Appalling statistics
The oldest of the Ebola survivors’ group is 60, while the majority are aged between 20 and 35. Each is extraordinary lucky to have beaten a virus estimated to be leaving 70 percent of those it infects dead. Koroma hailed the successes that can be achieved through “discipline and respect for laws” in the fight against against an epidemic of “appalling statistics”.
“Yes, Ebola kills — but you have received treatment and now you are well. You are ambassadors,” she tells them. Experts believe Ebola survivors are immune to future infection of the same species of the virus, but amid the joy there is no room for complacency.
The military leader of the barracks addresses the group in the matter-of-fact manner one might expect from a soldier. “It is your responsibility to prevent other people getting Ebola. Please abstain from sex and — if you cannot — at least use a condom,” he instructs the adults.
Even though the blood of a survivor is no longer infectious, the virus can be transmitted via semen for two to three months after recovery, according to scientists.
Like graduands at a degree ceremony, the survivors cling proudly to their laminated certificates, knowing they are proof that they can re-enter society, and a key to avoiding rejection and stigma.
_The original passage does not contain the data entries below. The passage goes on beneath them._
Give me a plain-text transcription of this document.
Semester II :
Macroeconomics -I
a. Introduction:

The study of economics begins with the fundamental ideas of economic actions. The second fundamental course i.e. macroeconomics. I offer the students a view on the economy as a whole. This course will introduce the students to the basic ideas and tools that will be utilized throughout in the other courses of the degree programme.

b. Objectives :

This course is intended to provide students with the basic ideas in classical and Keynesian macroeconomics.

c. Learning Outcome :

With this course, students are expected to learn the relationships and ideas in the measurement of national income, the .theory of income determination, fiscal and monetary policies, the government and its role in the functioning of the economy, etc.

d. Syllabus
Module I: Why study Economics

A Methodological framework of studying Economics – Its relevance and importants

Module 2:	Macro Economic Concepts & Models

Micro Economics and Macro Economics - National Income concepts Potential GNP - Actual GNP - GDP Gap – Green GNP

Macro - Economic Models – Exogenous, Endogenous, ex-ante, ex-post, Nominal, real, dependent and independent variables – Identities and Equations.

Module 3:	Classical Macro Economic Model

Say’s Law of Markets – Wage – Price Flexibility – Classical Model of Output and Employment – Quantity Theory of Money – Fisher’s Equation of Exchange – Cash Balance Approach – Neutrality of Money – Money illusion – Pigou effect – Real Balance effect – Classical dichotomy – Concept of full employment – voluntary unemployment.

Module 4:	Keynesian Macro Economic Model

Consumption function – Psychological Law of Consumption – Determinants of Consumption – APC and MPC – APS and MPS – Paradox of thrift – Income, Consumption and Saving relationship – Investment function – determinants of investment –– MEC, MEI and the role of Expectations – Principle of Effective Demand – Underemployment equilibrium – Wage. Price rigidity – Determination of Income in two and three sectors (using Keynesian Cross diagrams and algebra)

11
The survivors also get food, hygiene products provided by the UN’s World Food Programme and a small amount of cash to pay for their bus fare home.
Dignified burials
The WHO on Wednesday announced that the global death toll from the outbreak, almost entirely confined to west Africa, had passed the 5,000 mark since Ebola emerged in Guinea in December.
Earlier this week the WHO warned that while Ebola seemed to be under control in some parts of eastern Sierra Leone, cases were “still skyrocketing” in Hastings and Freetown.
“The number of cases is increasing in the west because more and more people are coming to the centres,” health minister Rahmane told AFP.
“But we are now confident. We have reached a peak and it is starting to decline. This message that came out from the WHO was that once you get the virus you die. And now we have proven it’s different.
“Now people are starting to come out, whereas initially people were just hiding and dying, and having nightime burials.”
Dealing with the sick and the dead has become an altogether more compassionate affair compared with the panicked early days of the epidemic.
To reassure families dealing with Ebola, the government has distributed 1,000 mobile phones to patients and their relatives, Rahmane said.
“Now we are making sure (victims) get a safe, dignified burial before people were just taken away in bags, you didn’t know where or when.”
But recovery remains an arduous, frustratingly drawn-out process, explains Komba Songu M’Brina, the centre’s head of care. “Some patients can recover in a week, others in six. And when they get better, they still have to wait for test results,” he says.
Even when they recover, their return home has to be planned carefully and doctors only let them leave in groups.
In the “red zone” separated from the rest of the centre by a buffer zone where staff remove soiled biohazard suits, boots and gloves, four haggard, dazed men wait to be discharged.
Already, four ambulances have driven up, sirens howling, to disgorge new patients who face their own battle.